The ANC and the Economic Freedom Fighters have called for the postponement of the 2021 local government elections saying that Covid-19 will affect the electoral process, including demarcation of wards, which was delayed by the pandemic. But other political parties such as the Democratic Alliance, Freedom Front Plus, Congress of the People and the Inkatha Freedom Party rejected any postponement of the poll beyond the terms of the Constitution.
The IFP said, “We hope that the election will take place in the latter part of the 90-day rule allowed since the last election. Therefore, it should be in November 2021.”
Neither the Local Government: Municipal Systems Act nor the Constitution deals specifically with the postponement of local government elections. The Constitution provides that the elections must take place within 90 days of the last election.
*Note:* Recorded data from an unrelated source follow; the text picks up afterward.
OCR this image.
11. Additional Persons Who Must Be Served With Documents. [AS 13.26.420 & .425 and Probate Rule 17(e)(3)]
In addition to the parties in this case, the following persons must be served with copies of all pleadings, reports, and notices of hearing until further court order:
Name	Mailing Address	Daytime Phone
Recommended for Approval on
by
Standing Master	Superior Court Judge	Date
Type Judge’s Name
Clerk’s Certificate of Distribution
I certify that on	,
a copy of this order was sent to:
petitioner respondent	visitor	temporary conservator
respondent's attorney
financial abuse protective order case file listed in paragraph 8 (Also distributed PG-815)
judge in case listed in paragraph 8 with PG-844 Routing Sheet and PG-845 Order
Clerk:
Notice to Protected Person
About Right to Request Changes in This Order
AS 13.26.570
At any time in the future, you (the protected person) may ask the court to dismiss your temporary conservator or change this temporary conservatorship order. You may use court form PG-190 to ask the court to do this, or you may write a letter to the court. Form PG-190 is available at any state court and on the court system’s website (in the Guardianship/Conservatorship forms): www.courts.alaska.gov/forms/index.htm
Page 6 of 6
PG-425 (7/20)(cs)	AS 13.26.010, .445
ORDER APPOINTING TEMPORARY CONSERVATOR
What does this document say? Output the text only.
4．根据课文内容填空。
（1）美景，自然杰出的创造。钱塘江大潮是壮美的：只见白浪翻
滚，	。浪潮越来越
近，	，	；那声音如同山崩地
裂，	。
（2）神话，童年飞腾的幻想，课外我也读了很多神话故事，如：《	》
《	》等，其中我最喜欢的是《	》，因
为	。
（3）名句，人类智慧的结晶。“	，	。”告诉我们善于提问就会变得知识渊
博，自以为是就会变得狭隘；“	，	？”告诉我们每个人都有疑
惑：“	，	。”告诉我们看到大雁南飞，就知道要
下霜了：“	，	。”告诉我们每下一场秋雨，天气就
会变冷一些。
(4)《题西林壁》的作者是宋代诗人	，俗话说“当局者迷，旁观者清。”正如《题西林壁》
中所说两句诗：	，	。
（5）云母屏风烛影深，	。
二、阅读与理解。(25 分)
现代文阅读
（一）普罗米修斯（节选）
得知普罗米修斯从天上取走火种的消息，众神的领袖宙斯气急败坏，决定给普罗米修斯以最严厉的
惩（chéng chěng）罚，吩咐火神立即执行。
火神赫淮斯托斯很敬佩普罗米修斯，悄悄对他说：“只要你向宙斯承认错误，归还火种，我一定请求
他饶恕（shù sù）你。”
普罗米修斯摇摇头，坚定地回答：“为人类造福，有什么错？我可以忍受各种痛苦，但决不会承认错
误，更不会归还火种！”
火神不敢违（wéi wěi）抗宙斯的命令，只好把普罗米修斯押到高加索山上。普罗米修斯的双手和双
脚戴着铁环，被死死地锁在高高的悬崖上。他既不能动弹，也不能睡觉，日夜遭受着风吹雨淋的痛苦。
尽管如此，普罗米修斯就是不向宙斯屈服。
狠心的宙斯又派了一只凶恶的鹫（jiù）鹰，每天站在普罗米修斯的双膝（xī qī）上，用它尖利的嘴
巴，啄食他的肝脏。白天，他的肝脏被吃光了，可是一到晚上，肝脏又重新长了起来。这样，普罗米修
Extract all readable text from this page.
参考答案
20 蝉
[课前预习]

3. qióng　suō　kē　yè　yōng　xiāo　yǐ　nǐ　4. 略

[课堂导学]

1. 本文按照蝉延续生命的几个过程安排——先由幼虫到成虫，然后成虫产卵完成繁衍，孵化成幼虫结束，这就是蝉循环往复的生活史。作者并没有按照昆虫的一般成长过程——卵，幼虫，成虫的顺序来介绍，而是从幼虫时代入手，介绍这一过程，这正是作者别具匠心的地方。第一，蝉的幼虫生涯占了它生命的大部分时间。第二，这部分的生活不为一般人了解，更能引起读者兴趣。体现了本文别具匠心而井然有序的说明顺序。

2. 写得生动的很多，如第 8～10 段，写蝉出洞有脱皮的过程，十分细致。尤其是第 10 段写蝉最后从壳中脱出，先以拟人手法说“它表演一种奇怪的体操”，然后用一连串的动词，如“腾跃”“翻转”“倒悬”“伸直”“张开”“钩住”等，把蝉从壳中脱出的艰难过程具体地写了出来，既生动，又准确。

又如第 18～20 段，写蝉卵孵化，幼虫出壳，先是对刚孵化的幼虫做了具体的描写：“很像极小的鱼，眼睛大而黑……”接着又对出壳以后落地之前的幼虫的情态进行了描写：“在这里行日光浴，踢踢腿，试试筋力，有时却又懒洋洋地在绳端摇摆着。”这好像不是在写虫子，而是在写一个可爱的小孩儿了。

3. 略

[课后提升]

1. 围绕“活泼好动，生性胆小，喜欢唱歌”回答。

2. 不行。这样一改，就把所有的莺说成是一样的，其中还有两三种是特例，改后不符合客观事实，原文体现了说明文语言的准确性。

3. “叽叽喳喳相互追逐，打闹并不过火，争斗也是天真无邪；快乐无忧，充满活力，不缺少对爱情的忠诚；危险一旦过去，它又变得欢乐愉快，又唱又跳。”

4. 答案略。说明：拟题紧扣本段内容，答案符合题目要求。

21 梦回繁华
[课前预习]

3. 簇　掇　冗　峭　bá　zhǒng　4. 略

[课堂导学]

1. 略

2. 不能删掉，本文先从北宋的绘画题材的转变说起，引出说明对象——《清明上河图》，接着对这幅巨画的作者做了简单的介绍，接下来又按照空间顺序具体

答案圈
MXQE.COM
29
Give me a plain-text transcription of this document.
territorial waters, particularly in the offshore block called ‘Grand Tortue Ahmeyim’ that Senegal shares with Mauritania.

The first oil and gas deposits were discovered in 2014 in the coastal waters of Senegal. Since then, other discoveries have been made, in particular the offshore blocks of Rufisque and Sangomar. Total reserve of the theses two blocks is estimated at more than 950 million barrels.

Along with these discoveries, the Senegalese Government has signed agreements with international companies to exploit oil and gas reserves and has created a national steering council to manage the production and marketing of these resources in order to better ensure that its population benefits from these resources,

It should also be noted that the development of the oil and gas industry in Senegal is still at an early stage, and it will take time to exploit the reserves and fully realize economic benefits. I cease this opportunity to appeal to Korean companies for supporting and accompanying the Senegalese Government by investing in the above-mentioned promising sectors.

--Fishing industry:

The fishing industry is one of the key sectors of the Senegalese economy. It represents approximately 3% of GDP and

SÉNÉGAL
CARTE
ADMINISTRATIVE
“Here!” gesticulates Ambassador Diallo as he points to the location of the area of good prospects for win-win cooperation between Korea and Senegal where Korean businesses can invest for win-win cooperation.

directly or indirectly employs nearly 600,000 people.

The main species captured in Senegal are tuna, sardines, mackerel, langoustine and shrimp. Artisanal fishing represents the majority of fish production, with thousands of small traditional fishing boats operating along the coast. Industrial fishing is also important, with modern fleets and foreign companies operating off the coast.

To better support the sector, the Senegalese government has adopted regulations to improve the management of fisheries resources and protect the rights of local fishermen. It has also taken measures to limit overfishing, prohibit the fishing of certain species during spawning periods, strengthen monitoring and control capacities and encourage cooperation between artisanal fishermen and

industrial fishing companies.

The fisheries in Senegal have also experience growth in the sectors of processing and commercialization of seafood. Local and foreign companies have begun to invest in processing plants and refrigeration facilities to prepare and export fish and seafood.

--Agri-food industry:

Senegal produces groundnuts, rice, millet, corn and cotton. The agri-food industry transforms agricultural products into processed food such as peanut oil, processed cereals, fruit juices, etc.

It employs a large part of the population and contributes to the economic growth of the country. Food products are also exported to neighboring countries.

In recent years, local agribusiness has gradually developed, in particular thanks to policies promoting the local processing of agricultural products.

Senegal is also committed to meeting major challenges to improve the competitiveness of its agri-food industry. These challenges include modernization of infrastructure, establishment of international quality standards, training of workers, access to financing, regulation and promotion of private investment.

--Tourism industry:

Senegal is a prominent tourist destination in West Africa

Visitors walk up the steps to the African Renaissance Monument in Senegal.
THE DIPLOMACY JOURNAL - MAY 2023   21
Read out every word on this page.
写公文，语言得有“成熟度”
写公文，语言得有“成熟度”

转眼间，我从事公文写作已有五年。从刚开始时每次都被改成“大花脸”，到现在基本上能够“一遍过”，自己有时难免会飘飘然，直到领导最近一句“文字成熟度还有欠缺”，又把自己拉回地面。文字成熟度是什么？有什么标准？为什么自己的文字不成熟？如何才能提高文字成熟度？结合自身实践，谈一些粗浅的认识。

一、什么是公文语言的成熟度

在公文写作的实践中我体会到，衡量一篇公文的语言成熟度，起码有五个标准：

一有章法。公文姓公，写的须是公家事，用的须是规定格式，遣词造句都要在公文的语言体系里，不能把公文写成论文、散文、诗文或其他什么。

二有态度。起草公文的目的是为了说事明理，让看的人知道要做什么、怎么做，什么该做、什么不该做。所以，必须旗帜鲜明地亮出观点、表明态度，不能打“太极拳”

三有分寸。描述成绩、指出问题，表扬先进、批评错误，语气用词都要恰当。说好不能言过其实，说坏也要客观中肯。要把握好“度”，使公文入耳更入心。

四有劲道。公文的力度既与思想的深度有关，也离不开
The last election was held in August 2016 and ideally the next election should be held by November 2021.
Back in 2016, when the Constitutional Court found that the IEC had failed to comply with the Constitution by not correctly capturing addresses on the voters’ roll in Electoral Commission v Mhlope and Others  ZACC 15, the judgment ruled in favour of the municipal elections going ahead.
So, if elections do not fall under the period as required by the legislation, the commission can only postpone the election provided that the postponement is necessary for ensuring a free and fair election. There is still enough time for the IEC to plan for the type of election that is going to take place during a pandemic.
The IEC rejected reports that the commission intends to postpone elections beyond the constitutionally permitted period. It said consultations with the minister of cooperative governance and traditional affairs, Nkosazana Dlamini Zuma, regarding the proclamation of the municipal elections, had begun. The minister will announce the date of the elections, or any changes to the date.
South Africa could explore alternative voting arrangements that can allow elections to take place during a pandemic. Although there is no legislation to guide us, the IEC already has special voting arrangements for older, disabled and pregnant people, as well as registered voters who cannot vote at their voting station on election day. These could be modified to reduce human contact and ensure good hygiene practices. In-person arrangements could be made to decrease the risk of contagion. Or the election could be spread across a few days instead of one.
Elections during a pandemic will present a plethora of problems. Even though protective measures were used in six elections held in Africa during the pandemic (Benin, Cameroon, Guinea, Mali, Burundi and Malawi), there were reports of contagion during the election in Guinea, Cameroon and Mali. Voter turnout for the Guinea and Mali election was low in comparison to past elections.
In South Africa, municipal polls generally experience lower levels of voter participation than national elections.
One of the biggest concerns is how the pandemic will affect voter turnout, given that elections are key instruments of democracy.